Lors de l’élection partielle du Bas-Rhin, le mouvement MaVoix se lance : pas de chef, toutes les décisions viennent de la base. Article de Marco Bresolin paru en une dans “La Stampa” (Italie), le 18 mai 2016.

Merci aux volontaires qui ont assuré la traduction : Sly, Maria et Damien.

“Le député, ce peut être vous” : lors de l’élection partielle du Bas-Rhin, le mouvement MaVoix se lance : pas de chef, toutes les décisions viennent de la base.

À 55 ans, Daniel Gerber a gardé la même passion pour les bandes dessinées que lorsqu’il était enfant. Il vit à Strasbourg grâce à son allocation chômage. Avant, il était libraire. Aujourd’hui, il cherche à devenir député de la République française. Il a pu poser sa candidature aux élections prévues dimanche dans le Bas-Rhin grâce à sa curiosité, mais surtout à une bonne dose de chance. Parce que le nom Gerber n’a pas été choisi au hasard. Mieux que cela : il a été tiré au sort.

Le test de dimanche (les élections [législatives] organisées ont pour but de remplacer un député démissionnaire) marquera le baptême électoral de #MaVoix, un collectif de citoyens qui, depuis l’été dernier s’est étendu à travers toute la France. Strasbourg, Lyon, Brest, Nancy, Nantes, jusqu’à Paris, où, depuis plusieurs semaines, le vent de la “Nuit Debout” souffle fort. Un vent de protestation qui, depuis la Place de la République, souhaite balayer le système des partis.

#MaVoix, littéralement «Ma voix» (mais en français «voix» signifie aussi vote), dénonce l’échec de la démocratie représentative et se fait le porte-parole “de ceux qui ne votent plus (l’abstention ne cesse de croître, ndlr), qui vote blanc, de ceux qui votent en se cachant les yeux et ne veulent pas signer de chèques en blanc aux partis “. L’objectif est clair: «Hacker l’Assemblée nationale” aux législatives de  2017. #MaVoix souhaite infiltrer l’Assemblée Nationale française grâce à des citoyens ordinaires qui devront simplement appuyer sur un bouton, en suivant les indications de la base.
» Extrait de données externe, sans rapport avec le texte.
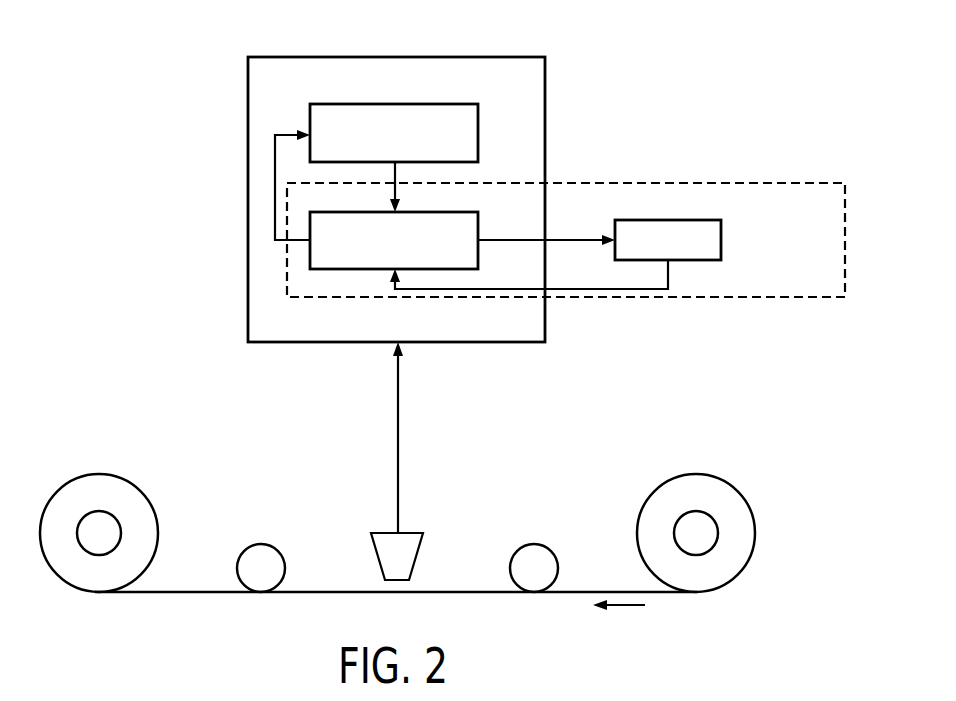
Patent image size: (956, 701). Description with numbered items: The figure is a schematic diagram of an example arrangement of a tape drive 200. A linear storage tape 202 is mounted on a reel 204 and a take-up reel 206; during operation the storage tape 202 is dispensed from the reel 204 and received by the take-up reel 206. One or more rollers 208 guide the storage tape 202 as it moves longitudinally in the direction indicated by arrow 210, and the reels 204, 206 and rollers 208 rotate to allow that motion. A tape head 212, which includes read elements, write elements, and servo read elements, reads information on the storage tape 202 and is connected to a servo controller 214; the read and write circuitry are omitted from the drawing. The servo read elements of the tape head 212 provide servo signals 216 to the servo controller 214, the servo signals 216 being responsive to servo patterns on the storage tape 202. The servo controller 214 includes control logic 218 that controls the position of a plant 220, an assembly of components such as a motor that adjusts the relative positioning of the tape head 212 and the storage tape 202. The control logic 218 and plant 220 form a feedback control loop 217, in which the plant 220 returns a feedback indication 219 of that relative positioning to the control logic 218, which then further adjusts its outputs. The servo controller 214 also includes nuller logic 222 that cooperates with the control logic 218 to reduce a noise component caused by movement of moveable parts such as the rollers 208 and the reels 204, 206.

The tape drive 200 is at (708, 82).
The storage tape 202 is at (165, 592).
The reel 204 is at (695, 474).
The take-up reel 206 is at (100, 475).
The roller 208 is at (261, 568).
The arrow 210 is at (625, 607).
The tape head 212 is at (405, 533).
The servo controller 214 is at (522, 57).
The servo signals 216 is at (398, 437).
The feedback control loop 217 is at (740, 297).
The control logic 218 is at (465, 212).
The feedback indication 219 is at (612, 289).
The plant 220 is at (721, 242).
The nuller logic 222 is at (465, 104).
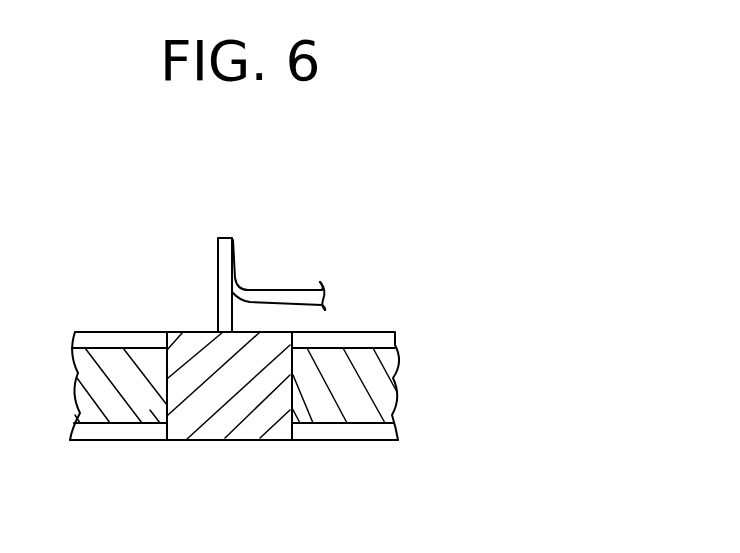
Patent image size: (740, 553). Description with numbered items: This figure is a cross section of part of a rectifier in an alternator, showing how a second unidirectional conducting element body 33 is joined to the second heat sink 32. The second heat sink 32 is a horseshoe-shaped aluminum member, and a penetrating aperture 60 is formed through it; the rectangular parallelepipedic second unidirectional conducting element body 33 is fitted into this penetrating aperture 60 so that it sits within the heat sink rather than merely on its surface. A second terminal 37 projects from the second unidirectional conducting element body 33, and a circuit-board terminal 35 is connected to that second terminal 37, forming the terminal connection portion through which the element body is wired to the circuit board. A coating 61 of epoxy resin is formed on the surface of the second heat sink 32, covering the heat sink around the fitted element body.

The second heat sink 32 is at (353, 387).
The second unidirectional conducting element body 33 is at (253, 383).
The circuit-board terminal 35 is at (292, 292).
The second terminal 37 is at (223, 280).
The penetrating aperture 60 is at (168, 377).
The coating 61 is at (352, 331).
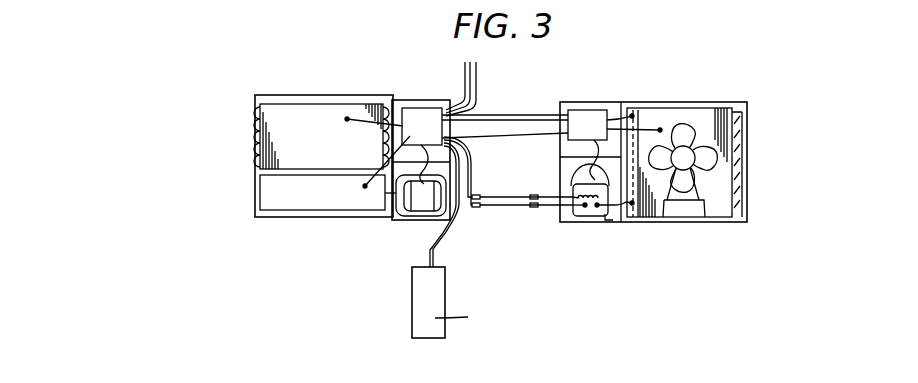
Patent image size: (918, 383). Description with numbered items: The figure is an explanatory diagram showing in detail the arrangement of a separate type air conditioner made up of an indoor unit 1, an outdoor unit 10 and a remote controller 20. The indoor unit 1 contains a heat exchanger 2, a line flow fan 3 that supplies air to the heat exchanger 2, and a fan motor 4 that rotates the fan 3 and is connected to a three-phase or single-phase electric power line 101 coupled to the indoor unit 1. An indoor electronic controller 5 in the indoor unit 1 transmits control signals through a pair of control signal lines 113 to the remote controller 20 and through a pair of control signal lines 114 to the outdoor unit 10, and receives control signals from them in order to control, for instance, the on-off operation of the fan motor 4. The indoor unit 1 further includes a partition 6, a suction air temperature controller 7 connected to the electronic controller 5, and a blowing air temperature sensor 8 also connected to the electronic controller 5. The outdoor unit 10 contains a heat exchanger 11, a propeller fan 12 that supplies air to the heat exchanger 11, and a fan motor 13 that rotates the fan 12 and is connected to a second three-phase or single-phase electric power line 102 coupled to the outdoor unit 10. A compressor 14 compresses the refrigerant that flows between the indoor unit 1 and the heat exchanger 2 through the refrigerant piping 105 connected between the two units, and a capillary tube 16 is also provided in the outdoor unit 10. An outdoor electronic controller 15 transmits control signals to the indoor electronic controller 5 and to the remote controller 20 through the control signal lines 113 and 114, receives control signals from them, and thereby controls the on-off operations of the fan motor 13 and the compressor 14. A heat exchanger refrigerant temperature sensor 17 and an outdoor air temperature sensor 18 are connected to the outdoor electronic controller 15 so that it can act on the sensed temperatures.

The indoor unit 1 is at (327, 95).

Un rêve de démocratie directe qui, en Italie, a donné l’impulsion au Mouvement 5 Etoiles. Les membres de MaVoix y croient : «Mettons que notre groupe parlementaire soit composé de 10 députés. Nous aurons une plate-forme en ligne où les inscrits pourront voter sur chaque proposition de loi : si 70% de nos militants votent oui, 20% votent non et 10% s’abstiennent, nos députés vont se répartir comme suit : 7 votent oui, 2 votent non et un s’abstient “, dit Adeline, parmi les promoteurs du collectif de Strasbourg, réunis hier dans un salon de thé à quelques pas de la gare.

S’il n’est pas difficile de trouver des points en commun avec le mouvement 5 Etoiles, il est facile d’identifier les principales différences. Une par dessus tout : l’absence de leadership. MaVoix n’a pas de Beppe Grillo qui remplit les rues avec des meetings aux allures de show, ce qui en fait vraiment un mouvement horizontal. Le choix des candidats par le tirage au sort et le comportement qu’ils devront avoir au Parlement transforme le slogan des “grillini” “l’un vaut l’un” à “l’un vaut l’autre”. Prenons Daniel Gerber, l’ancien libraire devenu candidat par tirage au sort (parmi les 18 candidats en herbe qui, comme lui, avaient fait un stage de formation sur les institutions françaises) : sur les affiches dans les rues de la capitale alsacienne, son visage n’apparait pas. MaVoix utilise des affiches particulières, qui valent à elles seules un quart des dépenses électorales (la campagne a coûté € 4000) : à la place des images habituelles de candidats, il y a un miroir. Ceux qui passent devant voient leur reflet, parfaite métaphore de ce que MaVoix voudrait faire : porter au Parlement la voix de ses électeurs. Sans médiations.

La philosophie est celle de Wikipédia : la participation et la responsabilité sont les mots-clés. Peut-être que Daniel échouera dimanche, il est encore tôt. Mais d’ici aux législatives de 2017, tout peut arriver et MaVoix a le mérite de s’approprier une question à laquelle un Parti Socialiste, aujourd’hui sans boussole, et une droite divisée ne savent donner de réponse. Et peut-être est-il temps également de s’inquiéter pour le Front national, qui, jusqu’à présent, se nourrissait des votes anti-système. Jusqu’à présent.